Each channel is 1150mm long by the way.
If you click the link in my sigature(400w LED) you can see how it looks in action.
2nd picture shows it integrated into the frame next to the c-channels for the F strips. 25x 25x 25mm c-channels for strips and a 20x 20x 20 channel glued onto a 25x 40x 25mm c-channel for 4 COB's in series. Strips stay below 40°C and COB heatsink stays below 50°C with 28-30°C ambient temps. No need for an additional fan and when you use cheaper COB's but more of them you can get the same efficiency but you can spread the heat onto a bigger surface and cool them passive. 4pcs 12v fans with usually 0,25A needs up to 12w and that's another heat source inside your tent and 12w are after all 12w. With active cooling you also always have the risk of failure. A passive setup is like build it and forget it! No risk of overheating when the surface area is calculated properly.

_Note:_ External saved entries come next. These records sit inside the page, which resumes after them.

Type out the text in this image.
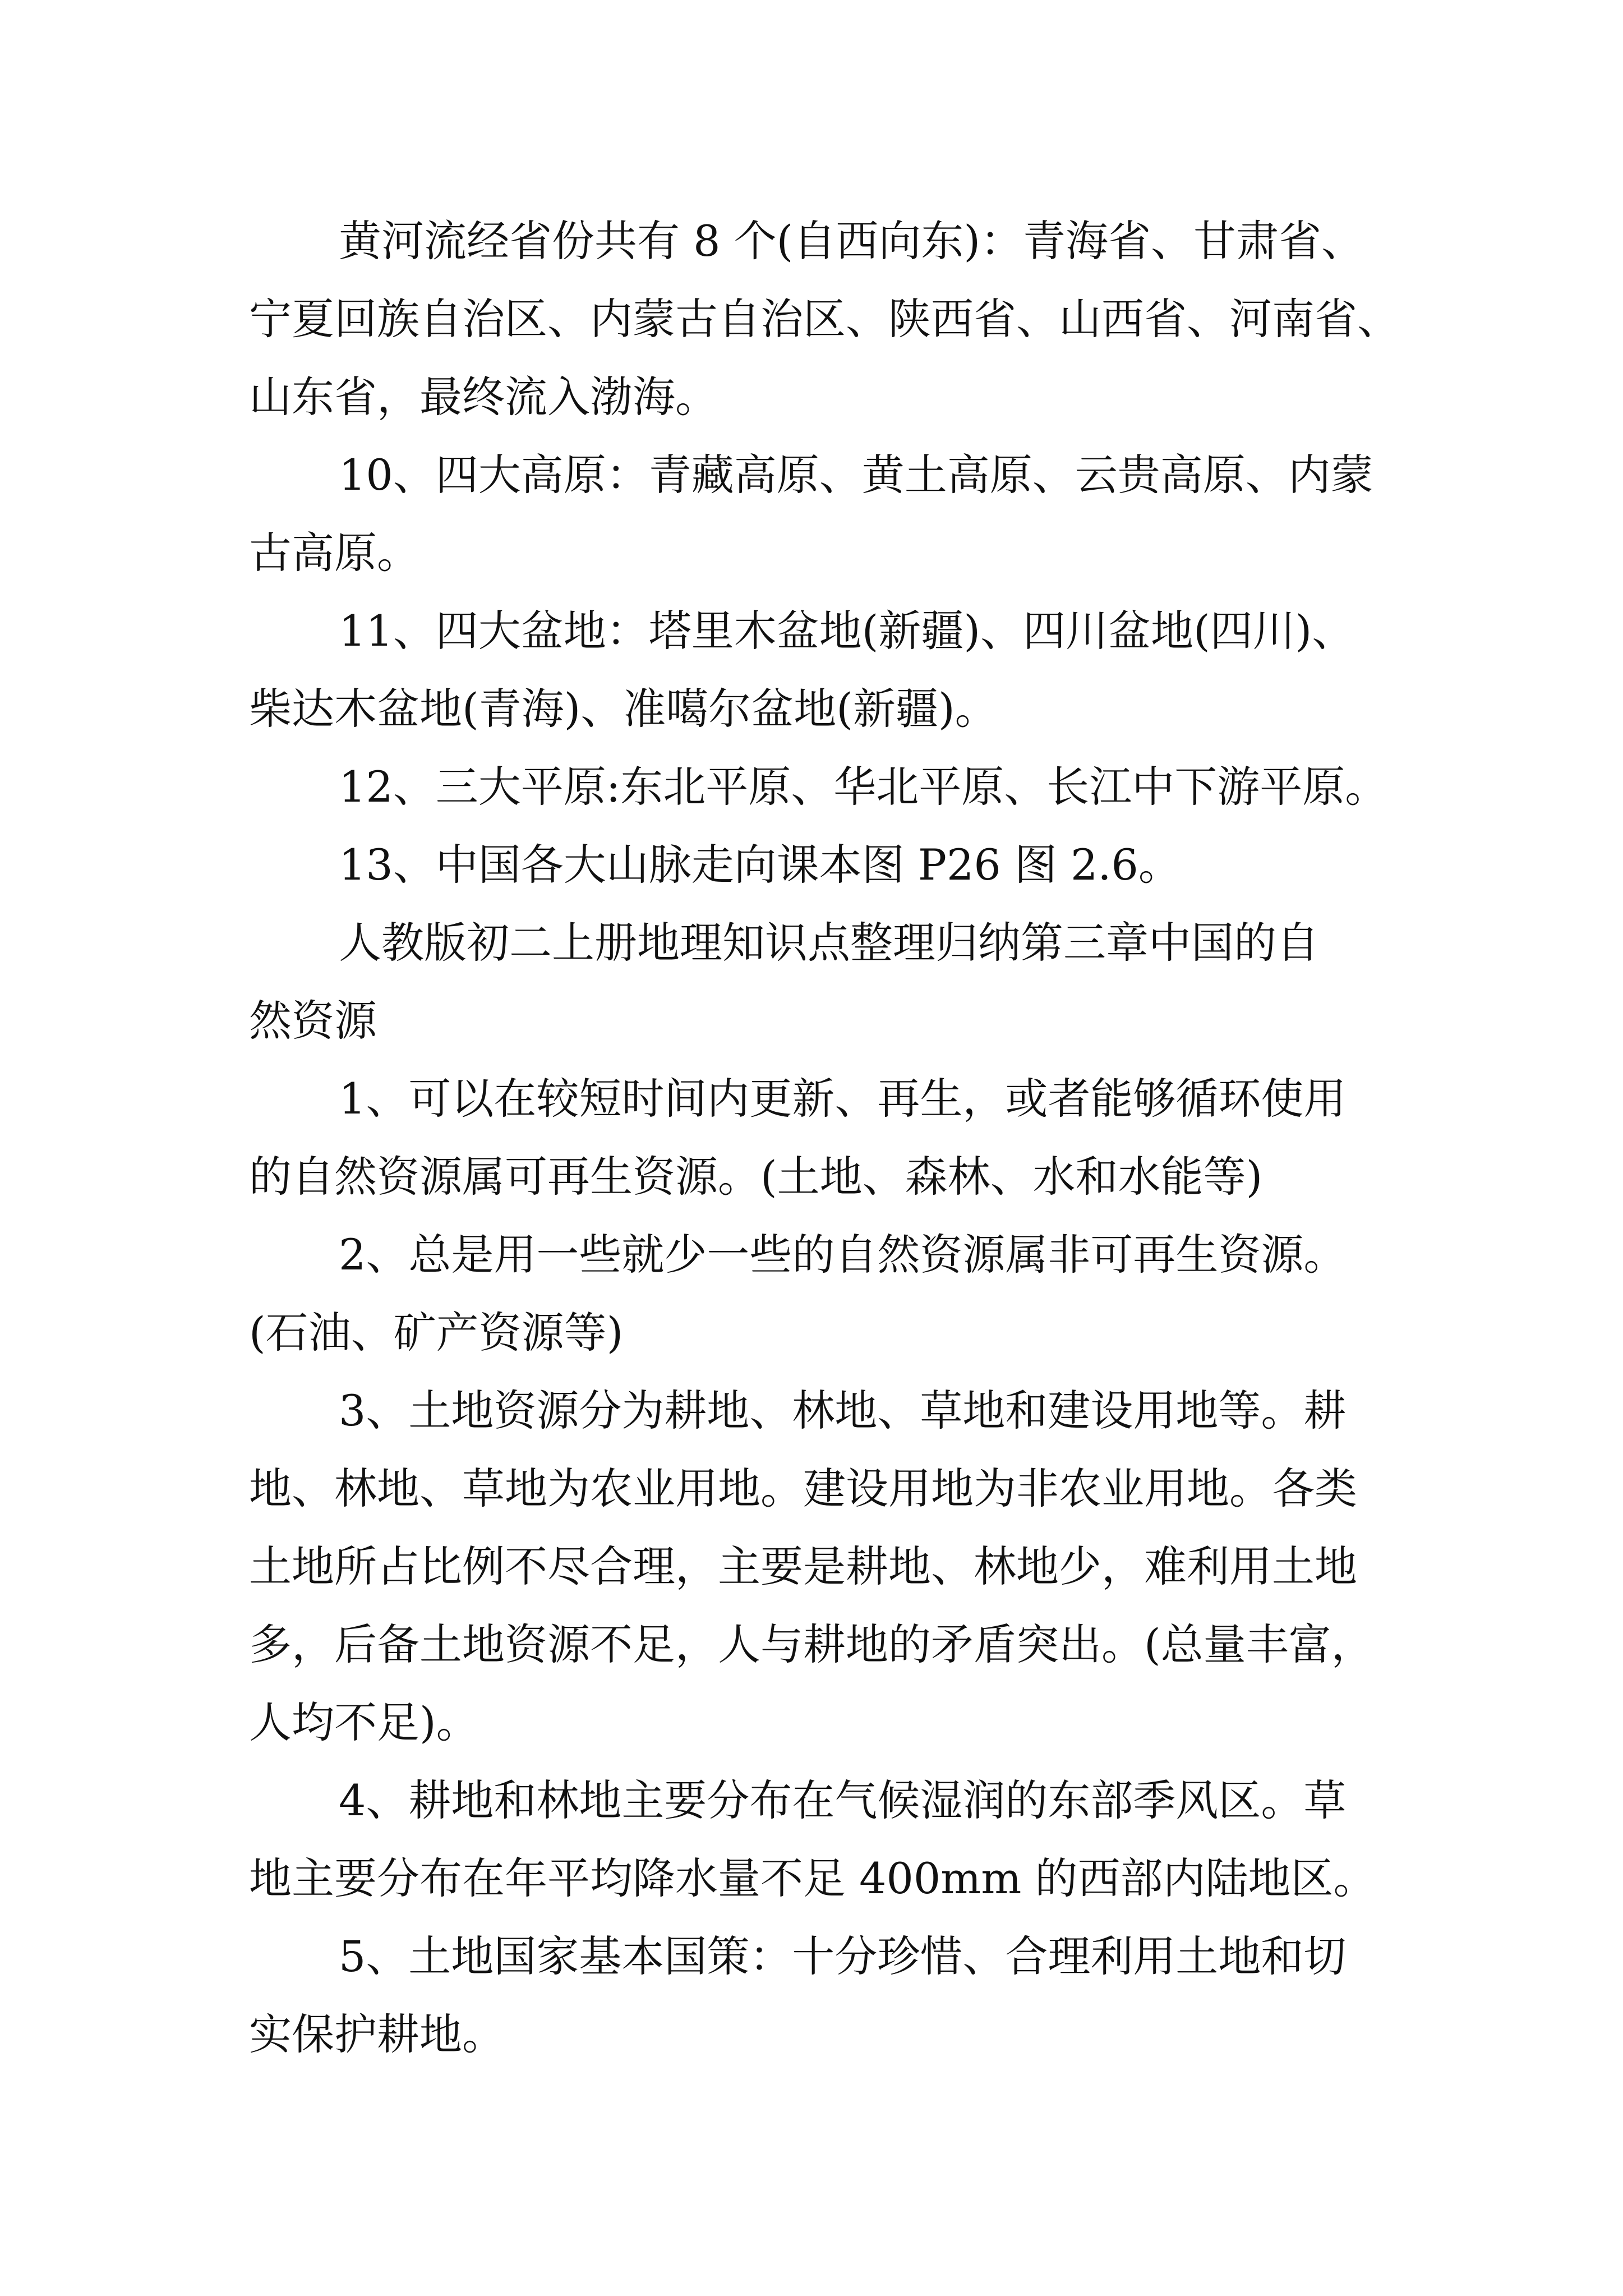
黄河流经省份共有 8 个(自西向东)：青海省、甘肃省、
宁夏回族自治区、内蒙古自治区、陕西省、山西省、河南省、
山东省，最终流入渤海。
10、四大高原：青藏高原、黄土高原、云贵高原、内蒙
古高原。
11、四大盆地：塔里木盆地(新疆)、四川盆地(四川)、
柴达木盆地(青海)、准噶尔盆地(新疆)。
12、三大平原:东北平原、华北平原、长江中下游平原。
13、中国各大山脉走向课本图 P26 图 2.6。
人教版初二上册地理知识点整理归纳第三章中国的自
然资源
1、可以在较短时间内更新、再生，或者能够循环使用
的自然资源属可再生资源。(土地、森林、水和水能等)
2、总是用一些就少一些的自然资源属非可再生资源。
(石油、矿产资源等)
3、土地资源分为耕地、林地、草地和建设用地等。耕
地、林地、草地为农业用地。建设用地为非农业用地。各类
土地所占比例不尽合理，主要是耕地、林地少，难利用土地
多，后备土地资源不足，人与耕地的矛盾突出。(总量丰富，
人均不足)。
4、耕地和林地主要分布在气候湿润的东部季风区。草
地主要分布在年平均降水量不足 400mm 的西部内陆地区。
5、土地国家基本国策：十分珍惜、合理利用土地和切
实保护耕地。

Formala for passive cooling is ~110cm²/heatwatt or ~60cm² per total watt used. If you know the COB effiency it's easy to calculate heat watts. If you have a 60% eff. 10w COB you get 6PAR/w of light and 4w direct heat. A passive heatsink for such a 10w COB need at least 440cm² surface area to keep the COB's cool to the touch.
I have the formula from the hi-fi corner where they also try to keep the temperatures below 50°C. Allegedly because of leakage currents and such. No idea what it does in hi-fi amplifier chips but we can transfer the formula to LED's 1: 1.